For Hannah, he told himself, although in truth he knew he would be doing it for Katie. And for the woman with the lovely blue eyes who seemed to be working so hard to provide for herself and her daughter.
As a pickup and a panel truck pulled up to the curb in front of his house, Caleb went out to meet the workers, his mind already racing with plans for the very special tree house he’d build for a very special little girl.
“No, Keith, I don’t think it’s a good idea.

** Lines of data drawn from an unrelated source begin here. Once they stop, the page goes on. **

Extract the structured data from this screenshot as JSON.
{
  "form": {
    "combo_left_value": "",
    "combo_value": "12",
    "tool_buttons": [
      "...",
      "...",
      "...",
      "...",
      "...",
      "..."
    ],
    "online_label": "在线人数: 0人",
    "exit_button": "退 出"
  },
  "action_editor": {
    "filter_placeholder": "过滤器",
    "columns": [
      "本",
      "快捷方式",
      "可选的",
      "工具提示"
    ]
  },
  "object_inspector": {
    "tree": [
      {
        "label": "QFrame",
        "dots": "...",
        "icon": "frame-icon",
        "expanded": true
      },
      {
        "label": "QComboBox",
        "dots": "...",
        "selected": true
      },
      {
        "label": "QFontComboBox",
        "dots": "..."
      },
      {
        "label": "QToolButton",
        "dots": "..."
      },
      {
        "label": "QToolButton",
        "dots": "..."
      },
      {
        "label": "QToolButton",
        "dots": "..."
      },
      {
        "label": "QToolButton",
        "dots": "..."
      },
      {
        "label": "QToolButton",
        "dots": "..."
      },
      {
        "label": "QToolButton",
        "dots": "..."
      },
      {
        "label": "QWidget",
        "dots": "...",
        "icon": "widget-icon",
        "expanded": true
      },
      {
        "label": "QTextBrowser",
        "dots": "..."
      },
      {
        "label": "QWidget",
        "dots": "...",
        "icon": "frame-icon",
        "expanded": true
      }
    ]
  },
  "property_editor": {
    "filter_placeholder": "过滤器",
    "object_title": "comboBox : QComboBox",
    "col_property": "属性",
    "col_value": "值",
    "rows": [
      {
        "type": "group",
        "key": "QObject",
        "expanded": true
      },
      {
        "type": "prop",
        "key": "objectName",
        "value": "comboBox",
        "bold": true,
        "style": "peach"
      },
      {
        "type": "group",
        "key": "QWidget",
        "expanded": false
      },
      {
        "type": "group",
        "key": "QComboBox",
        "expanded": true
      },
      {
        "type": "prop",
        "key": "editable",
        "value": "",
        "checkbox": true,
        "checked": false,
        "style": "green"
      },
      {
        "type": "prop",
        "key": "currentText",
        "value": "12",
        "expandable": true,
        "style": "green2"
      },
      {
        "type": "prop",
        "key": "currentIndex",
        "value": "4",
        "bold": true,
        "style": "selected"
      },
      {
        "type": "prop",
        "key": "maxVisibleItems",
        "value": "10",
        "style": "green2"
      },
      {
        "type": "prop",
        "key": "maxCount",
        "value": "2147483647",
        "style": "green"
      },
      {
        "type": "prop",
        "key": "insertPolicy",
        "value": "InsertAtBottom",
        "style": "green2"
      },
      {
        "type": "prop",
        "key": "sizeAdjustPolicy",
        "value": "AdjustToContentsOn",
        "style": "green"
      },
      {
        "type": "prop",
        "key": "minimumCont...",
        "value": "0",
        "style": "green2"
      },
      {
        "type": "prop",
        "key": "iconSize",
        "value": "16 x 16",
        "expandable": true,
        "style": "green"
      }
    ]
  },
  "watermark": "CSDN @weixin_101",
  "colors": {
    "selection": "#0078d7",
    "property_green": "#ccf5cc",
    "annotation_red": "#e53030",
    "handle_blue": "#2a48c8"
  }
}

Maybe another time.” Erica twisted the phone cord around her thumb as she spoke to her brother.
“That’s what you always say,” Keith protested. “It would be good for Hannah to come over and spend some time with her cousins. We never get a chance to spend any time with her.”
“Her birthday is in a couple of weeks, and I’m planning a big party. Of course you and Amy and the kids are invited. We can all visit then,” Erica replied.
“Erica…” Keith sighed. “Never mind. Just let Amy know what time the party is and we’ll be there.”